A good reputation also pays off in increased employee morale. Any good employee enjoys being proud of his or her work, and working for a company with a strong reputation will bring out higher quality work from each employee there. High quality creates higher quality, as each employee feels an ownership of the company's high reputation and a vested interest in pushing it as high as possible. This means that a company with a high reputation can simply ask more from its employees, and even receive more without asking, than a company with a middling or low reputation.
How it's All Made
Now that the benefits of a good reputation have been identified, you might want a better one. It isn't easy to build a good reputation - in fact, it takes years. It is much easier to build a bad reputation, because one major bad event can create a bad reputation that lasts forever. However, with a couple of simple, consistent policies a company can build a strong reputation that comes with all the trimmings above.
There are many ingredients to a good reputation. Honesty is a big part of it. Building a reputation for honesty seems easy - your company just has to follow through on the promises it makes. It doesn't take a lot of words to say that, but it may take a lot of extra effort - a lot of late nights trying to meet a deadline which, in retrospect, seems badly scheduled. So in building a reputation for honesty, it is important to be conservative in time and other estimates of the future.

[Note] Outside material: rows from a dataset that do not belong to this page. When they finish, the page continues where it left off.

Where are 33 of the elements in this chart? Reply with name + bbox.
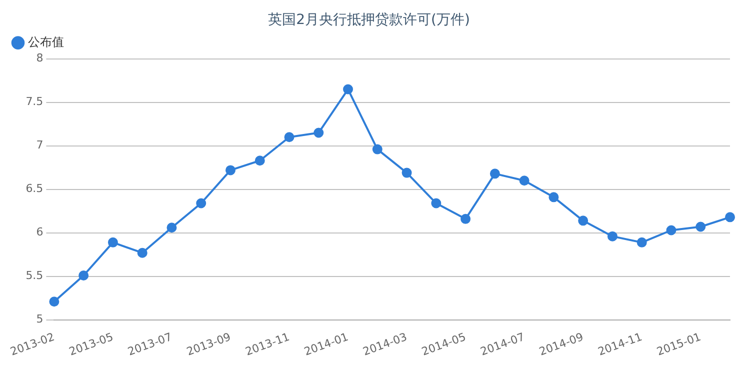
point — [666, 225, 676, 236]
point — [108, 237, 118, 248]
y-tick-label: 5 — [36, 312, 44, 326]
y-tick-label: 7.5 — [26, 95, 44, 108]
point — [166, 222, 177, 233]
point — [431, 198, 442, 208]
point — [402, 168, 412, 178]
point — [696, 222, 706, 232]
point — [314, 128, 324, 138]
point — [519, 176, 530, 186]
point — [254, 156, 265, 166]
point — [607, 231, 618, 242]
y-tick-label: 7 — [36, 138, 44, 152]
y-tick-label: 6.5 — [26, 182, 44, 196]
point — [460, 214, 471, 224]
point — [225, 165, 236, 176]
point — [49, 296, 60, 307]
point — [343, 84, 354, 94]
point — [578, 216, 588, 226]
point — [636, 237, 647, 248]
point — [490, 168, 500, 179]
y-tick-label: 8 — [36, 52, 44, 65]
point — [548, 192, 559, 202]
point — [196, 198, 206, 208]
point — [137, 248, 148, 258]
y-tick-label: 5.5 — [26, 269, 44, 282]
point — [725, 212, 735, 222]
y-tick-label: 6 — [36, 226, 44, 239]
point — [284, 132, 294, 142]
point — [372, 144, 382, 154]
chart-title: 英国2月央行抵押贷款许可(万件) — [268, 12, 470, 28]
point — [78, 270, 89, 280]
legend-label: 公布值 — [28, 34, 64, 49]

This is the pitfall of many companies, especially those in the IT software sector, which are notorious for slipped deadlines. But honesty can also be made simply by keeping appointments. Making an appointment to meet someone and then not meeting them chips away at any attempt at a good reputation.
Another good way to build reputation is to do good work. This is almost self-explanatory, but often overlooked. A company that does better work not only builds a better reputation, but can justifiably ask for more money, which brings an immediately tangible benefit. Making stronger products, or better stories, or higher quality designs helps any company build a reputation to last.